Of course it had to be in the Place, as we kept telling each other for the first two hours. It had to be, if circumstances and the theories we lived by in the Change World meant anything. A Maintainer is what maintains a Place. The Minor Maintainer takes care of oxygen, temperature, humidity, gravity, and other little life-cycle and matter-cycle things generally, but it's the Major Maintainer that keeps the walls from buckling and the ceiling from falling in. It is little, but oh my, it does so much.

It doesn't work by wires or radio or anything complicated like that. It just hooks into local spacetime.

I have been told that its inside working part is made up of vastly tough, vastly hard giant molecules, each one of which is practically a vest-pocket cosmos in itself. Outside, it looks like a portable radio with a few more dials and some telltales and switches and plug-ins for earphones and a lot of other sensory thingumajigs.

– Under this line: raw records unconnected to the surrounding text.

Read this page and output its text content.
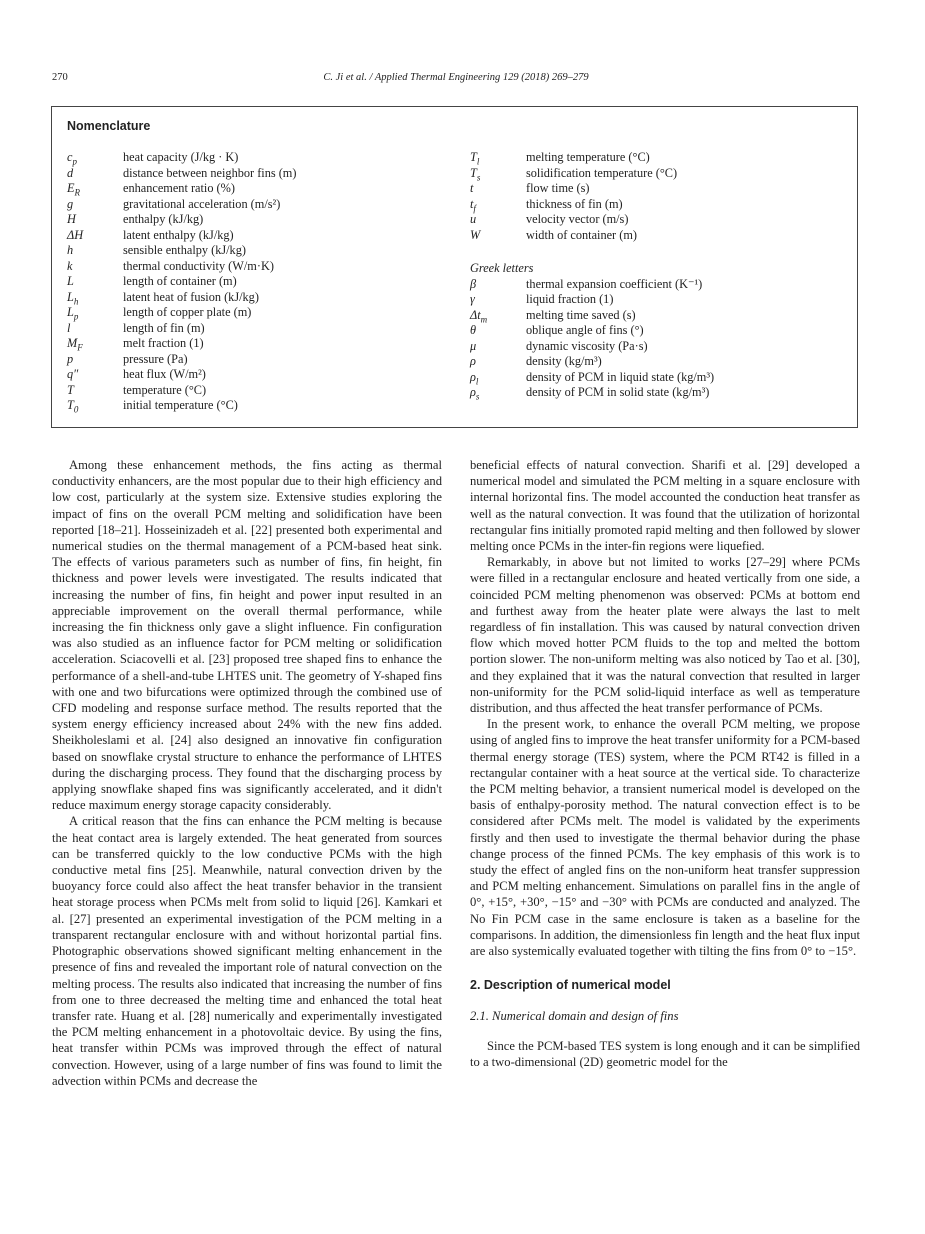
270	C. Ji et al. / Applied Thermal Engineering 129 (2018) 269–279
Nomenclature
$c_p$	heat capacity (J/kg · K)
d	distance between neighbor fins (m)
$E_R$	enhancement ratio (%)
g⃗	gravitational acceleration (m/s²)
H	enthalpy (kJ/kg)
ΔH	latent enthalpy (kJ/kg)
h	sensible enthalpy (kJ/kg)
k	thermal conductivity (W/m·K)
L	length of container (m)
$L_h$	latent heat of fusion (kJ/kg)
$L_p$	length of copper plate (m)
l	length of fin (m)
$M_F$	melt fraction (1)
p	pressure (Pa)
q″	heat flux (W/m²)
T	temperature (°C)
$T_0$	initial temperature (°C)
$T_l$	melting temperature (°C)
$T_s$	solidification temperature (°C)
t	flow time (s)
$t_f$	thickness of fin (m)
u⃗	velocity vector (m/s)
W	width of container (m)
Greek letters
β	thermal expansion coefficient (K⁻¹)
γ	liquid fraction (1)
$\Delta t_m$	melting time saved (s)
θ	oblique angle of fins (°)
μ	dynamic viscosity (Pa·s)
ρ	density (kg/m³)
$\rho_l$	density of PCM in liquid state (kg/m³)
$\rho_s$	density of PCM in solid state (kg/m³)

Among these enhancement methods, the fins acting as thermal conductivity enhancers, are the most popular due to their high efficiency and low cost, particularly at the system size. Extensive studies exploring the impact of fins on the overall PCM melting and solidification have been reported [18–21]. Hosseinizadeh et al. [22] presented both experimental and numerical studies on the thermal management of a PCM-based heat sink. The effects of various parameters such as number of fins, fin height, fin thickness and power levels were investigated. The results indicated that increasing the number of fins, fin height and power input resulted in an appreciable improvement on the overall thermal performance, while increasing the fin thickness only gave a slight influence. Fin configuration was also studied as an influence factor for PCM melting or solidification acceleration. Sciacovelli et al. [23] proposed tree shaped fins to enhance the performance of a shell-and-tube LHTES unit. The geometry of Y-shaped fins with one and two bifurcations were optimized through the combined use of CFD modeling and response surface method. The results reported that the system energy efficiency increased about 24% with the new fins added. Sheikholeslami et al. [24] also designed an innovative fin configuration based on snowflake crystal structure to enhance the performance of LHTES during the discharging process. They found that the discharging process by applying snowflake shaped fins was significantly accelerated, and it didn't reduce maximum energy storage capacity considerably.

A critical reason that the fins can enhance the PCM melting is because the heat contact area is largely extended. The heat generated from sources can be transferred quickly to the low conductive PCMs with the high conductive metal fins [25]. Meanwhile, natural convection driven by the buoyancy force could also affect the heat transfer behavior in the transient heat storage process when PCMs melt from solid to liquid [26]. Kamkari et al. [27] presented an experimental investigation of the PCM melting in a transparent rectangular enclosure with and without horizontal partial fins. Photographic observations showed significant melting enhancement in the presence of fins and revealed the important role of natural convection on the melting process. The results also indicated that increasing the number of fins from one to three decreased the melting time and enhanced the total heat transfer rate. Huang et al. [28] numerically and experimentally investigated the PCM melting enhancement in a photovoltaic device. By using the fins, heat transfer within PCMs was improved through the effect of natural convection. However, using of a large number of fins was found to limit the advection within PCMs and decrease the

beneficial effects of natural convection. Sharifi et al. [29] developed a numerical model and simulated the PCM melting in a square enclosure with internal horizontal fins. The model accounted the conduction heat transfer as well as the natural convection. It was found that the utilization of horizontal rectangular fins initially promoted rapid melting and then followed by slower melting once PCMs in the inter-fin regions were liquefied.

Remarkably, in above but not limited to works [27–29] where PCMs were filled in a rectangular enclosure and heated vertically from one side, a coincided PCM melting phenomenon was observed: PCMs at bottom end and furthest away from the heater plate were always the last to melt regardless of fin installation. This was caused by natural convection driven flow which moved hotter PCM fluids to the top and melted the bottom portion slower. The non-uniform melting was also noticed by Tao et al. [30], and they explained that it was the natural convection that resulted in larger non-uniformity for the PCM solid-liquid interface as well as temperature distribution, and thus affected the heat transfer performance of PCMs.

In the present work, to enhance the overall PCM melting, we propose using of angled fins to improve the heat transfer uniformity for a PCM-based thermal energy storage (TES) system, where the PCM RT42 is filled in a rectangular container with a heat source at the vertical side. To characterize the PCM melting behavior, a transient numerical model is developed on the basis of enthalpy-porosity method. The natural convection effect is to be considered after PCMs melt. The model is validated by the experiments firstly and then used to investigate the thermal behavior during the phase change process of the finned PCMs. The key emphasis of this work is to study the effect of angled fins on the non-uniform heat transfer suppression and PCM melting enhancement. Simulations on parallel fins in the angle of 0°, +15°, +30°, −15° and −30° with PCMs are conducted and analyzed. The No Fin PCM case in the same enclosure is taken as a baseline for the comparisons. In addition, the dimensionless fin length and the heat flux input are also systemically evaluated together with tilting the fins from 0° to −15°.

2. Description of numerical model
2.1. Numerical domain and design of fins

Since the PCM-based TES system is long enough and it can be simplified to a two-dimensional (2D) geometric model for the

But the Maintainer was gone and the Void hadn't closed in, yet. By this time, I was so fagged, I didn't care much whether it did or not.

One thing for sure, the Maintainer had been switched to Introvert before it was spirited away or else its disappearance automatically produced Introversion, take your choice, because we sure were Introverted — real nasty martinet-schoolmaster grip of reality on my thoughts that I knew, without trying, liquor wouldn't soften, not a breath of Change Wind, absolutely stifling, and the gray of the Void seeming so much inside my head that I think I got a glimmering of what the science boys mean when they explain to me that the Place is a kind of interweaving of the material and the rnenal — a Giant Monad, one of them called it.